Розарио сладко зевнул, почесав затылок. В доме было очень жарко, и его лицо раскраснелось. Вдруг он вскрикнул.

– Ты что?

Брат указывал пальцем на ворота.

– Видишь карету? Вот чудеса-то! Это наша мать приехала! Нунча не спеша распахивала ворота. Было видно – и по ее сдвинутым бровям, и по суровой походке, и по чрезмерно энергичным движениям, в которых ясно чувствовалось желание кое-кого избить, – что она сердита. Впрочем, я еще ни разу не видела, чтобы Нунча радовалась приезду своей воспитанницы.

– А бабка, кажется, кипит, – сказал Розарио. – Еще бы! Вся деревня будет знать, что мать к нам ездит. Не видать Антонио Аполлонии, как своих ушей.

Мать вышла из кареты с каким-то щеголем, обращавшимся с ней довольно небрежно. Было видно, что и эта карета, и кучер, и два форейтора принадлежат не ей, а являются собственностью этого господина. Синьор был молод и богато одет. Несмотря на жару, его роскошный костюм, повергший меня в трепет, изобиловал лентами, кружевами и россыпью бриллиантов. На стройные ноги, которыми он явно гордился, были натянуты шелковые чулки в продольную полоску, изящные туфли с пряжками, почему-то показавшиеся мне дамскими, и шелковые панталоны кремового цвета. Светлый камзол самого нежного персикового оттенка оживлялся белоснежной манишкой и горой кружев, возвышавшейся на груди синьора чуть ли не до подбородка. Шляпу с плюмажем и позументами синьор отдал слугам, а сам разговаривал с Нунчей. Разговор был в высшей степени любезный – об этом свидетельствовала покровительственная улыбка, мелькавшая на губах синьора, лорнет, в который он разглядывал наше жилище, и платок, которым изящно зажимал нос. На голове у синьора был изумительный завитой парик, весь посыпанный пудрой.
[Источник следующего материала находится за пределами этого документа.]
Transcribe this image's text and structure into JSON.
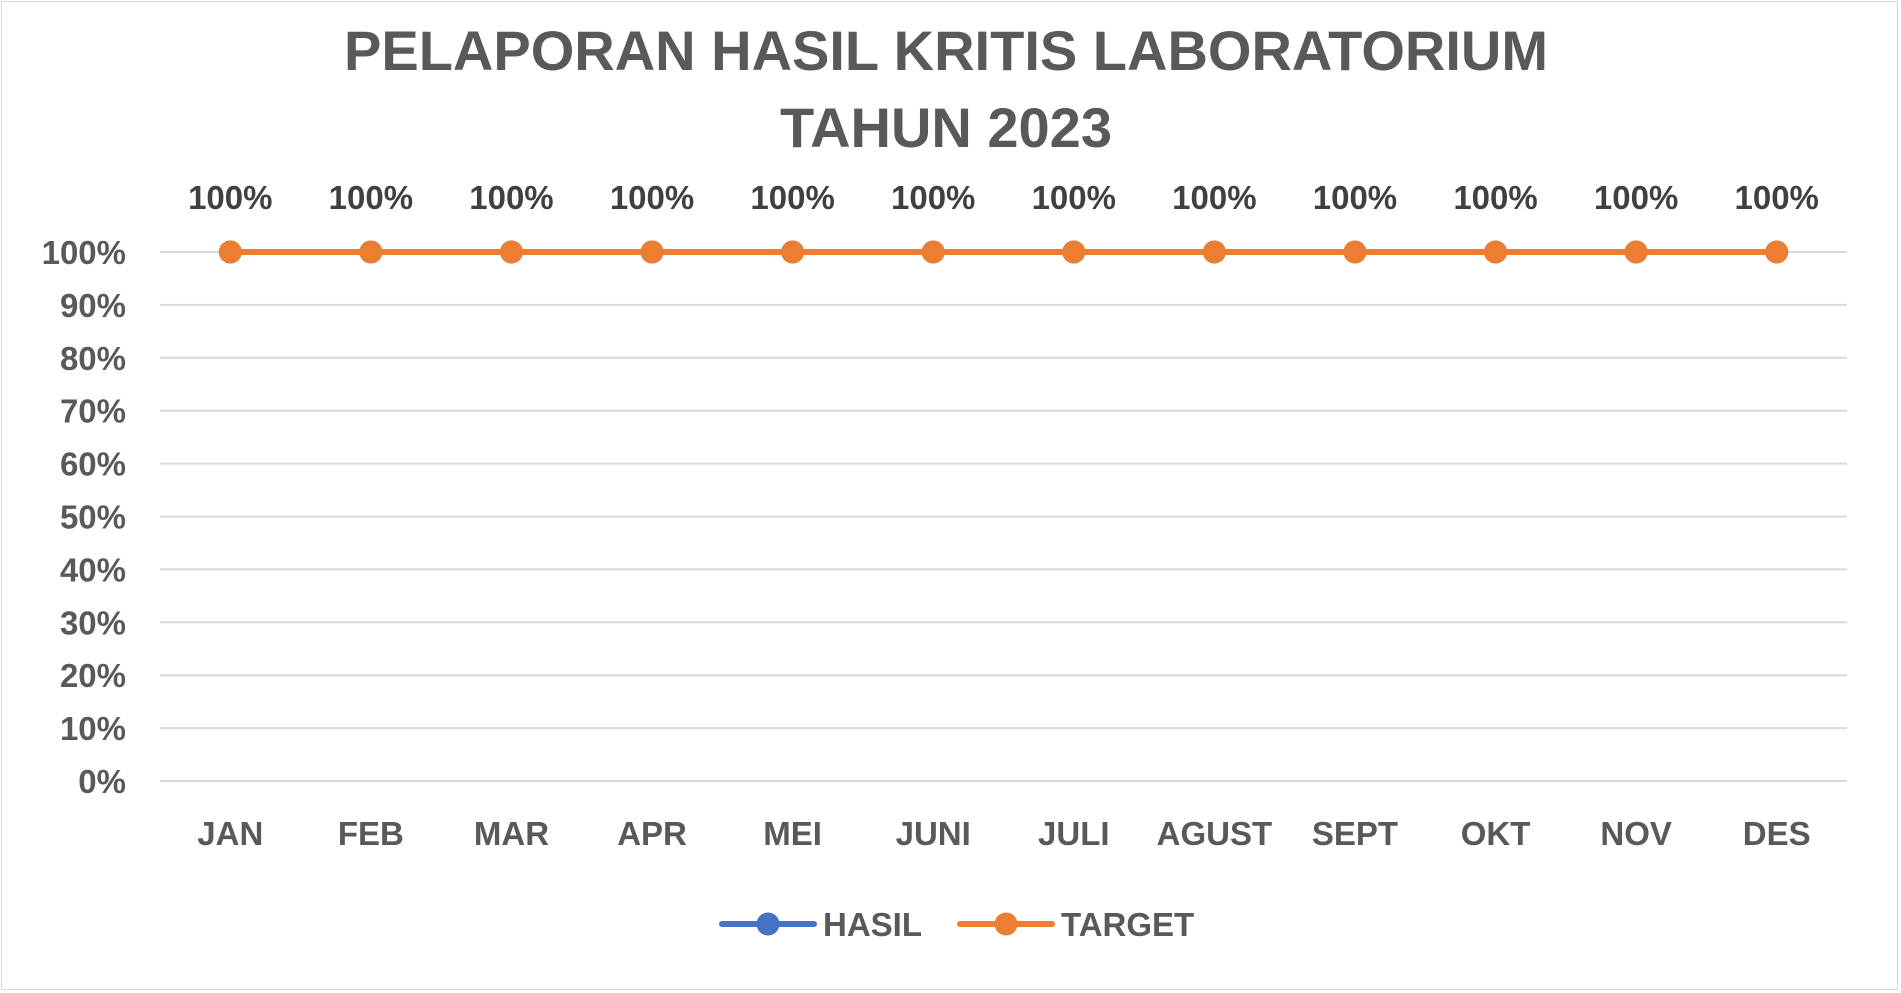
{
  "chart_data": {
    "type": "line",
    "title": "PELAPORAN HASIL KRITIS LABORATORIUM",
    "subtitle": "TAHUN 2023",
    "categories": [
      "JAN",
      "FEB",
      "MAR",
      "APR",
      "MEI",
      "JUNI",
      "JULI",
      "AGUST",
      "SEPT",
      "OKT",
      "NOV",
      "DES"
    ],
    "series": [
      {
        "name": "HASIL",
        "color": "#4472c4",
        "values": [
          1,
          1,
          1,
          1,
          1,
          1,
          1,
          1,
          1,
          1,
          1,
          1
        ]
      },
      {
        "name": "TARGET",
        "color": "#ed7d31",
        "values": [
          1,
          1,
          1,
          1,
          1,
          1,
          1,
          1,
          1,
          1,
          1,
          1
        ]
      }
    ],
    "data_labels": [
      "100%",
      "100%",
      "100%",
      "100%",
      "100%",
      "100%",
      "100%",
      "100%",
      "100%",
      "100%",
      "100%",
      "100%"
    ],
    "y_ticks": [
      "0%",
      "10%",
      "20%",
      "30%",
      "40%",
      "50%",
      "60%",
      "70%",
      "80%",
      "90%",
      "100%"
    ],
    "ylim": [
      0,
      1
    ],
    "y_format": "percent",
    "grid": true,
    "legend_position": "bottom"
  }
}
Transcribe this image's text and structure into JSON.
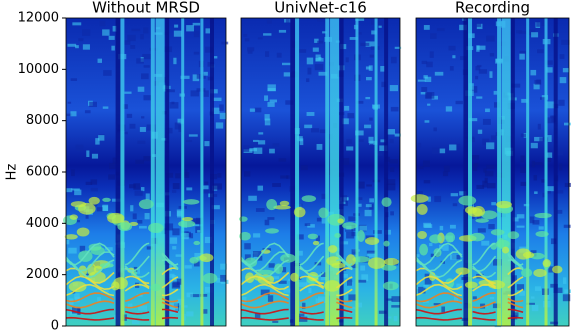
{
  "chart_data": [
    {
      "type": "spectrogram",
      "title": "Without MRSD",
      "ylabel": "Hz",
      "ylim": [
        0,
        12000
      ],
      "yticks": [
        0,
        2000,
        4000,
        6000,
        8000,
        10000,
        12000
      ]
    },
    {
      "type": "spectrogram",
      "title": "UnivNet-c16"
    },
    {
      "type": "spectrogram",
      "title": "Recording"
    }
  ]
}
Я выбежала на крыльцо, внимательно разглядывая мать. Она громко разговаривала на нашем диалекте, не считая нужным посвящать спутника в смысл своего разговора.

На вид Джульетте Риджи было тридцать три – тридцать четыре года. За то время, что я ее не видела, она, кажется, осталась такой же стройной, но как-то осунулась. На щеках горел слишком яркий румянец, а лицо словно бы утратило былую смуглость, стало белее, мягче, округлее. Но огромные черные глаза, матовые, как потушенные угли, были все так же веселы и беззаботны. На плечи падала копна жестких смоляных волос, курчавых, как у мавританки, но узкий лоб с бровями вразлет был открыт. Мать смеялась и делала это, видимо, намеренно, чтобы похвастать ослепительно-белыми зубами.

Я смотрела на нее с восхищением. Она казалась мне плохой, испорченной, презираемой и все-таки красивой. Яркими рубинами сверкало на ее шее кроваво-красное ожерелье. Глубокий вырез платья открывал два холмика грудей, колышущихся от смеха. Вся ее фигура была гибка, очаровательна и ловка настолько, что я невольно почувствовала зависть. «Когда я вырасту, – подумала я, – я тоже буду иметь такие плечи, такую талию и такую грудь. Да, такую. Я хочу быть такой же красивой».

Но еще более поражал меня наряд матери. Пышные юбки из бордового бархата были так широки, что пришлось проходить боком, а кавалер не мог идти с ней рядом, вынужденный шествовать на два шага впереди, держа ее за руку. Эти юбки шелестели при каждом движении, каждом вздохе, наполняя мой слух настоящей музыкой. Украдкой я взглянула вниз, и увидела тоненькие атласные туфельки с бантами – такие тоненькие, словно мать не ходила, а летала по воздуху. Наверное, там, где она живет, нет каменистых дорог и горных тропинок, иначе бы она давно изорвала это чудо в клочья. Яркие и резкие цвета одежды были полным контрастом костюму приехавшего незнакомого синьора.

Крикливость и безвкусица наряда матери сплелись в такой невероятный букет, что невольно привлекали взгляд и – очаровывали.

Я подняла на мать восхищенные глаза. Усмехнувшись, она потрепала меня по щеке.

– Видите, Пизелла?[23] – спросила она у спутника. Я фыркнула в рукав, услыхав такое прозвище. – Эта девчонка – вылитый папаша. У нее только глаза мои.

Синьор с улыбкой переступил с ноги на ногу. Его рука быстро проскользнула под локоть спутницы и обняла Джульетту Риджи за талию.